Bonnie Carroll: Away At College – A New But Navigable Experience For Students And Parents – August 24, 2010

Tuesday, August 24, 2010

Well, it’s that time of year again. Many children are leaving the nests and flying off on their own for their first year of college.

It’s a scary and exciting time for everyone involved. Parents are afraid about whether or not their children will be OK, be happy, have everything they need, and take good care of themselves.

The college-bound youth are excited about their new life adventure, but at the same time sad to leave their friends and family. For both the parents and students, there is a lot of fear, anxiety and excitement about what college will be like.

Parents just have to have faith that their children will be OK. At least they can follow the college recommendations and send their children off with everything they will need. Make sure you include a first aid kit, medications, a few dishes for the dorm room and some healthy snacks to get the kids through the late night study sessions and missed meals at the cafeteria.

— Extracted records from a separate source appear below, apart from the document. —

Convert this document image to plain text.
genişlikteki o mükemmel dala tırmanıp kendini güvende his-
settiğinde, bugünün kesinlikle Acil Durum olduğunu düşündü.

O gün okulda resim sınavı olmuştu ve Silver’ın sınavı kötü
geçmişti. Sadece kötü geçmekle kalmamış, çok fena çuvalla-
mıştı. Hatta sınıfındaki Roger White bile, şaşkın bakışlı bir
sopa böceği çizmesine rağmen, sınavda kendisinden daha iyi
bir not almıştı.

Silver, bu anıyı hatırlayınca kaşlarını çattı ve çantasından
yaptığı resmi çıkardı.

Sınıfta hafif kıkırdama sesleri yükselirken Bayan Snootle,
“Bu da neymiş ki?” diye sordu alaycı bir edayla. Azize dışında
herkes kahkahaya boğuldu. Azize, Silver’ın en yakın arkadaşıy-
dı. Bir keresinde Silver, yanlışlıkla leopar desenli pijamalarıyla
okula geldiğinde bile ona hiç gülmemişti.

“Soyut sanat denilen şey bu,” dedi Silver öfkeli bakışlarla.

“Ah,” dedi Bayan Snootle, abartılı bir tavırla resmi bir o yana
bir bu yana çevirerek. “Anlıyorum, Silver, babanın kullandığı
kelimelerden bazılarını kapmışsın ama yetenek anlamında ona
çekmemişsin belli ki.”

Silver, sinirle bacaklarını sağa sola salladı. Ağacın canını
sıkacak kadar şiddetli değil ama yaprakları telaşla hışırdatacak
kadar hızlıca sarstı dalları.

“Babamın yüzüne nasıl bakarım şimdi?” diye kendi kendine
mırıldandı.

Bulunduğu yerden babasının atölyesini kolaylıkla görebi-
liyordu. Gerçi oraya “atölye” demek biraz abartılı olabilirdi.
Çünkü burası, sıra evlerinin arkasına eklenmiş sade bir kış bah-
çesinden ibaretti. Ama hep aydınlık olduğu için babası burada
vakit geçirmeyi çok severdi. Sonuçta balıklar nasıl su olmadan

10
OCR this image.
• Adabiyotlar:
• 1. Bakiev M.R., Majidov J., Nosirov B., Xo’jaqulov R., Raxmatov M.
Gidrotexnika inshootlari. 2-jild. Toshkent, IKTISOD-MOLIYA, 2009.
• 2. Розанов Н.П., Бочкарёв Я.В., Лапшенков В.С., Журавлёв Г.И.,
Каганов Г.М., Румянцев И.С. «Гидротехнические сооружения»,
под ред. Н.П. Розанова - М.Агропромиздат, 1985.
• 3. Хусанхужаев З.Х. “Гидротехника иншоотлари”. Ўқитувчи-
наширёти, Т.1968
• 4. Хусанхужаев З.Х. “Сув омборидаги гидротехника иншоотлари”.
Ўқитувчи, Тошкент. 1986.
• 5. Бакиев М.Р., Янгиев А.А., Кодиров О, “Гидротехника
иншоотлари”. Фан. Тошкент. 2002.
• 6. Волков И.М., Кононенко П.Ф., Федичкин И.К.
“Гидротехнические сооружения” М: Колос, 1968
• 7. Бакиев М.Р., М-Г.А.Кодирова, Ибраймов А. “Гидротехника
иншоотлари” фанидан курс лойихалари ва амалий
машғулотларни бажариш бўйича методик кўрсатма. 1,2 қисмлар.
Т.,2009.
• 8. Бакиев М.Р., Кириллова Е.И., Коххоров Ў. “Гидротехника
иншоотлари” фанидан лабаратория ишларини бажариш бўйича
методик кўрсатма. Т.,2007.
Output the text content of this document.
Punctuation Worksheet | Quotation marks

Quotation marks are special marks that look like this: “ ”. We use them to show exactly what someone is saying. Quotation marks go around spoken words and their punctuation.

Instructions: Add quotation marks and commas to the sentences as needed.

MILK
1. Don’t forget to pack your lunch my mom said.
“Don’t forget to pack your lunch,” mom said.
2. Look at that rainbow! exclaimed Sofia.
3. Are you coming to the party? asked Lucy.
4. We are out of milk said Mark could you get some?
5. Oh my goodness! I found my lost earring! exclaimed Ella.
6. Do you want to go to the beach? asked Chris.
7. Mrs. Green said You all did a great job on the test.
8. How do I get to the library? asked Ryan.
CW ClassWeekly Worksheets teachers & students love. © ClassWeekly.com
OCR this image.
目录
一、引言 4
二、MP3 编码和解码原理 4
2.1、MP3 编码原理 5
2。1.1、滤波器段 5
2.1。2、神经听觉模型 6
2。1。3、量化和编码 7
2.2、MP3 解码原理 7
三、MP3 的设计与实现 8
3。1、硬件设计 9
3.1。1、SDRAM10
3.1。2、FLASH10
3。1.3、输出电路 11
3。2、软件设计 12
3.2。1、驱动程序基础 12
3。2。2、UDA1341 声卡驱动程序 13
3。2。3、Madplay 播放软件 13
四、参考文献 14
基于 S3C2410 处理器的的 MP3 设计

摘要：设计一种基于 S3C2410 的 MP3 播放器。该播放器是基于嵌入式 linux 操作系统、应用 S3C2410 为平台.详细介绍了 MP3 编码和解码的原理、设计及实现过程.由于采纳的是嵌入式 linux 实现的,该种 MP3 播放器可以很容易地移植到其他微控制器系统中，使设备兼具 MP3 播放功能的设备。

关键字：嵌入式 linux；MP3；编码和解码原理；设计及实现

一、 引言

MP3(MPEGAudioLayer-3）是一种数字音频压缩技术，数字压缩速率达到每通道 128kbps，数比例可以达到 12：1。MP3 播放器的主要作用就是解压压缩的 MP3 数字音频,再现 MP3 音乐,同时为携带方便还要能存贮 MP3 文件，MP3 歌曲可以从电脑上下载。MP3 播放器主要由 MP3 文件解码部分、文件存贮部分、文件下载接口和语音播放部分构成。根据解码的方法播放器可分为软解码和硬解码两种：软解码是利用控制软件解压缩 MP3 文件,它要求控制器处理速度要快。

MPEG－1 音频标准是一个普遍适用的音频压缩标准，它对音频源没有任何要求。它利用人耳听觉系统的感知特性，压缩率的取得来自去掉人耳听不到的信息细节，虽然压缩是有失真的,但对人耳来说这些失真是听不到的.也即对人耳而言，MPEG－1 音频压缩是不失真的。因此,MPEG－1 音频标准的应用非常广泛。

It is also important to talk with your children about what they can expect. There will be a lot of wild and crazy behaviors happening in the first year dorms. Although drug and alcohol use are against dorm policy, the reality is that they will be there.

For some children this is the first time they have the freedom to make all their own life choices, and some struggle with bad choices and poor boundaries.

Remind your college-bound kid to be careful with or avoid drug and alcohol use altogether. I recommend honest discussions about the effects, both positive and negative, of alcohol and drug use. “Just say no” doesn’t work when many around you are saying yes. Education is the key.

Likewise, a little refresher course on safe sex, abstinence, respecting your body and respecting everyone else’s bodies would probably be a good idea right about now.

Parents should remind their children to keep their eye on the prize and remember this is the beginning of the rest of their life. The parents have helped their children build the foundation for their life, but now these young adults are on their own to put up the framework. Remind them to build a strong frame that will withstand the trials and tribulations that life will inevitably have to offer.

You have done a great job raising your child, but now it is time to step back and let them spread their wings to fly.

My daughter, Amber Carroll, is getting ready to enter her senior year of college, and I asked her what advice she would give to incoming freshman and their parents. She provided the following recommendations:

It is important to be really outgoing for the first few weeks of college because that’s when groups start to form. It’s during these first few weeks that you make most of the friends you will have for the following year and possibly years to come.

• Choose your friends wisely because these may be friends that you’ll have for the rest of your life.

• Go to all of the social activities, mixers and meetings that your school offers.

• Don’t take a heavy caseload your first semester since so much of your time and energy will be spent on adjustment and socialization.

• There is a website called ratemyprofessor.com where students rate college professors. You can review what other students thought about any potential teachers you are thinking of taking.

• Don’t be afraid to ask your teachers for help if you don’t understand something or you need extra help with studying and learning the material presented.

• Develop a relationship with your advisor early on and make a four year plan. Even if your plan changes, at least you have a good outline to guide you.

• Don’t get carried away. A lot of kids go to college and can’t handle the freedom. It’s important to balance your social life with your academic life. Remember that you’re not paying thousands of dollars just to party.

• Dorm life is great, but not for everyone. Sometimes more mature students are not comfortable with the crazy energy in the dorms, all the social dynamics and the rules and restrictions placed on dorm residents.

• On the other hand, many students really like dorm life. It is a great way to meet friends and develop strong bonds. Many of the friendships formed in the dorms become really close, and they can be like a second family. Also, the structure of dorm life is helpful for students who are leaving home for the first time.

It is important for parents to remember not to freak out if your kid doesn’t call you all the time. Remember, they are really busy juggling school, socializing and life in general.

And lastly, it is good for parents to remember that children go off to college not only for an education but also to experience life. Mistakes will be made, so don’t be too hard on your kid when they stumble and even fall. College is really hard the first year, so be supportive of your child.

If you are a parent or a college age youth who is struggling with this transitional period in your life, you may want to consider counseling for yourself.

Humboldt State maintains a Counseling & Psychological Services center. (707) 826-3236, humboldt.edu/counseling/

Many of the therapists in our community can be found listed on the North Coast Association of Mental Health Professionals website at ncamhp.org.

You can even search for therapists on this website who specialize in treatment of specific populations and specific disorders. If you are going to college out of the area, you can go to your campus’ counseling center to ask for help or referrals.